W swoim programie społecznym Jan Paweł II propagował ideę solidarności, czyli troski o najbardziej potrzebujących, bezbronnych, ubogich, a także tych, którym polityczne lub religijne ideologie odbierały podstawowe prawo do wolności. Intuicja go nie zawiodła.
W swoim programie społecznym Jan Paweł II propagował ideę solidarności, czyli troski o najbardziej potrzebujących, bezbronnych, ubogich, a także tych, którym polityczne lub religijne ideologie odbierały podstawowe prawo do wolności. Intuicja go nie zawiodła. Polacy w 1979 r. posłuchali papieża i już rok po jego wizycie w Polsce rozpoczęły się strajki, które doprowadziły do powstania pierwszego w bloku państw komunistycznych niezależnego od władz związku zawodowego – NSZZ „Solidarność”.
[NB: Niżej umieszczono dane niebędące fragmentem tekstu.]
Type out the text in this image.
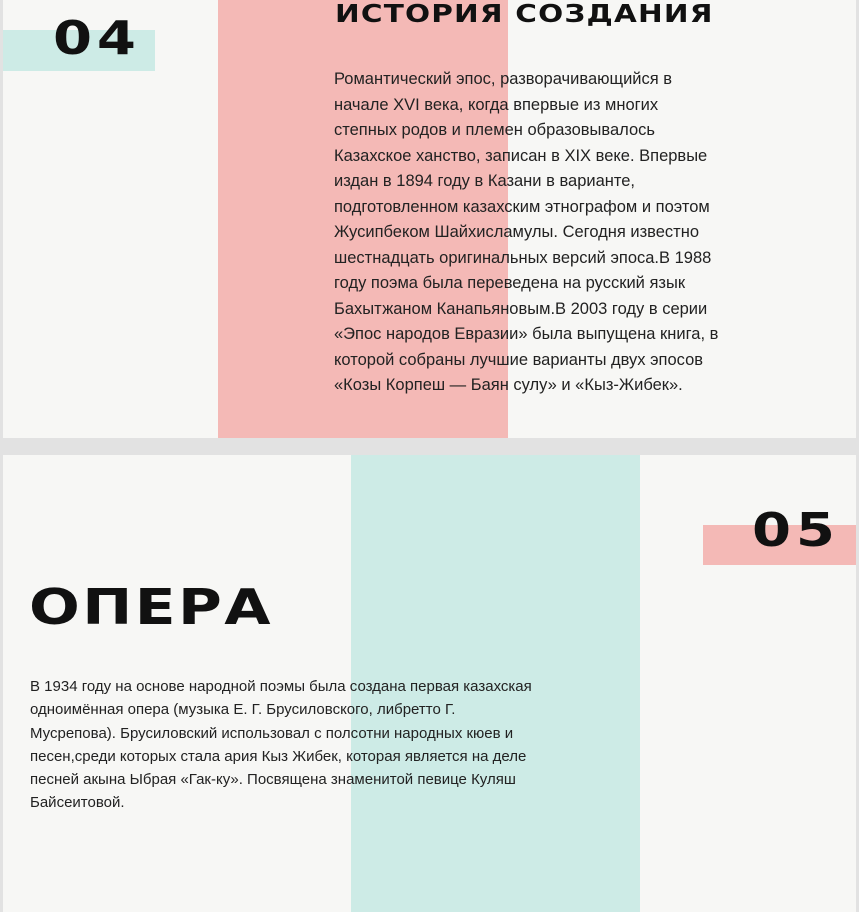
04	ИСТОРИЯ СОЗДАНИЯ

Романтический эпос, разворачивающийся в
начале XVI века, когда впервые из многих
степных родов и племен образовывалось
Казахское ханство, записан в XIX веке. Впервые
издан в 1894 году в Казани в варианте,
подготовленном казахским этнографом и поэтом
Жусипбеком Шайхисламулы. Сегодня известно
шестнадцать оригинальных версий эпоса.В 1988
году поэма была переведена на русский язык
Бахытжаном Канапьяновым.В 2003 году в серии
«Эпос народов Евразии» была выпущена книга, в
которой собраны лучшие варианты двух эпосов
«Козы Корпеш — Баян сулу» и «Кыз-Жибек».

05
ОПЕРА

В 1934 году на основе народной поэмы была создана первая казахская
одноимённая опера (музыка Е. Г. Брусиловского, либретто Г.
Мусрепова). Брусиловский использовал с полсотни народных кюев и
песен,среди которых стала ария Кыз Жибек, которая является на деле
песней акына Ыбрая «Гак-ку». Посвящена знаменитой певице Куляш
Байсеитовой.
Rozpoczęło się tym samym, trwające przez całą dekadę, wyzwalanie się narodów Europy Środkowo-Wschodniej spod politycznej kurateli ZSRS.
W kolebce „Solidarności”
Zanim jednak do wspomnianych przemian doszło, w 1987 r. odbyła się trzecia pielgrzymka Jana Pawła II do Ojczyzny, która stała się impulsem do kolejnego wolnościowego zrywu jego rodaków. Po burzliwych negocjacjach z władzami komunistycznymi papież odwiedził wówczas Wybrzeże Gdańskie, gdzie w 1980 r. scentralizowały się protesty społeczne i powstała „Solidarność”. Stało się to okazją do przypomnienia, na czym polega – w rozumieniu chrześcijańskim – solidarność jako idea funkcjonowania społeczeństwa.
Jan Paweł II wylądował na warszawskim Okęciu 8 czerwca 1987 r. Na Wybrzeżu Gdańskim pojawił się 11 czerwca. Pierwszym miejscem jego pobytu była Gdynia. Na Skwerze Kościuszki spotkał się wówczas z ludźmi morza. Zgodnie z przewidywaniami, już w Gdyni nawiązał do wielkiego dziedzictwa „Solidarności”. Mówił:
„w imię przyszłości człowieka i ludzkości trzeba było wypowiedzieć to słowo «Solidarność». Dziś płynie ono szeroką falą poprzez świat, który rozumie, że nie możemy żyć wedle zasady «wszyscy przeciw wszystkim», ale wedle zasady «wszyscy z wszystkimi», «wszyscy dla wszystkich». To słowo zostało wypowiedziane tutaj, w nowy sposób i w nowym kontekście. I świat nie może o tym zapomnieć. To słowo jest waszą chlubą, ludzie polskiego morza. Ludzie Gdańska i Gdyni, Trójmiasta, którzy żywo macie w pamięci wydarzenia lat siedemdziesiątych i osiemdziesiątych”.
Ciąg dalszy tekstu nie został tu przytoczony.